KOSS
- Lancaster, California; United States;
- Broadcast area: Antelope Valley
- Frequency: 1380 kHz
- Branding: NewsTalk 1380

Programming
- Format: Talk radio
- Affiliations: ABC News Radio; Radio America;

Ownership
- Owner: High Desert Broadcasting; (High Desert Broadcasting LLC);
- Sister stations: KCEL, KGMX, KQAV, KKZQ, KMVE, KUTY

History
- First air date: April 1, 1962
- Former call signs: KBVM (1956–1973); KKZZ (1973–1983); KOTE (1983–1987); KHJJ (1987–2000); KWJL (2000–2007);

Technical information
- Licensing authority: FCC
- Facility ID: 19702
- Class: D
- Power: 1,000 watts (day); 20 watts (night);
- Transmitter coordinates: 34°42′42″N 118°10′33″W﻿ / ﻿34.71167°N 118.17583°W

Links
- Public license information: Public file; LMS;
- Website: newstalk1380.com

= KOSS =

Radio station in Lancaster, California

KOSS (1380 AM, "NewsTalk 1380") is a commercial radio station licensed to Lancaster, California, United States, and serves the Antelope Valley area. The station is owned by High Desert Broadcasting and broadcasts a talk format. On the FCC website, this station is listed as "Licensed and Silent".

==History==
The station signed on as KBVM in August 1956. KBVM changed its call sign to KKZZ in September 1973, then to KOTE in 1983. On January 1, 1987, KOTE changed its call letters to KHJJ, adopting the branding "KHJ 1380" and a talk format.

In 2000, the station became KWJL (K-Jewel 1380) and featured an adult standards format. In 2004, KWJL flipped to Spanish oldies as "Joyas 1380" (joya is the Spanish word for "jewel").

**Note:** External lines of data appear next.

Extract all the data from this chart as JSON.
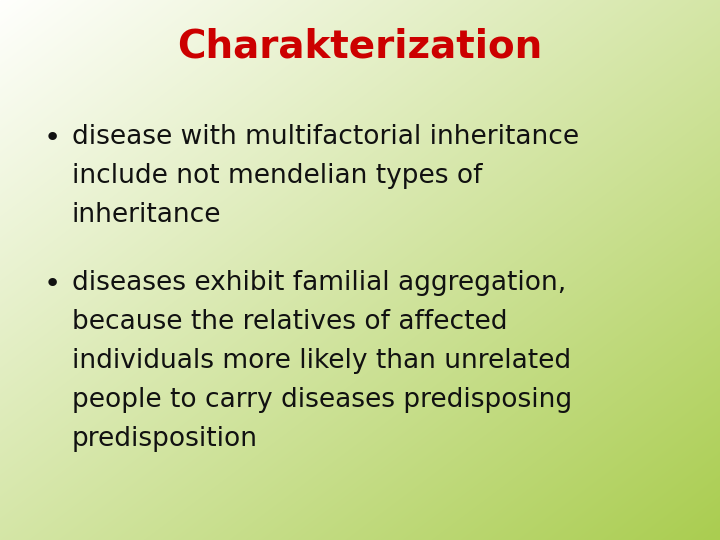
{
  "title": "Charakterization",
  "title_color": "#cc0000",
  "title_fontsize": 28,
  "title_font": "Comic Sans MS",
  "bullet1_line1": "disease with multifactorial inheritance",
  "bullet1_line2": "include not mendelian types of",
  "bullet1_line3": "inheritance",
  "bullet2_line1": "diseases exhibit familial aggregation,",
  "bullet2_line2": "because the relatives of affected",
  "bullet2_line3": "individuals more likely than unrelated",
  "bullet2_line4": "people to carry diseases predisposing",
  "bullet2_line5": "predisposition",
  "bullet_color": "#111111",
  "bullet_fontsize": 19,
  "bullet_font": "Comic Sans MS",
  "bg_tl": [
    255,
    255,
    253
  ],
  "bg_br": [
    170,
    205,
    80
  ],
  "figure_width": 7.2,
  "figure_height": 5.4,
  "dpi": 100
}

In September 2007, KWJL and KUTY swapped formats, and KWJL became "NewsTalk 1380". The call sign was changed to KOSS in January 2008. The KOSS call letters had previously belonged to another local station, KVVS (105.5 FM), under a previous format.

KOSS was previously the radio home of Lancaster JetHawks minor league baseball, airing play-of-play coverage beginning in the team's 2010 season.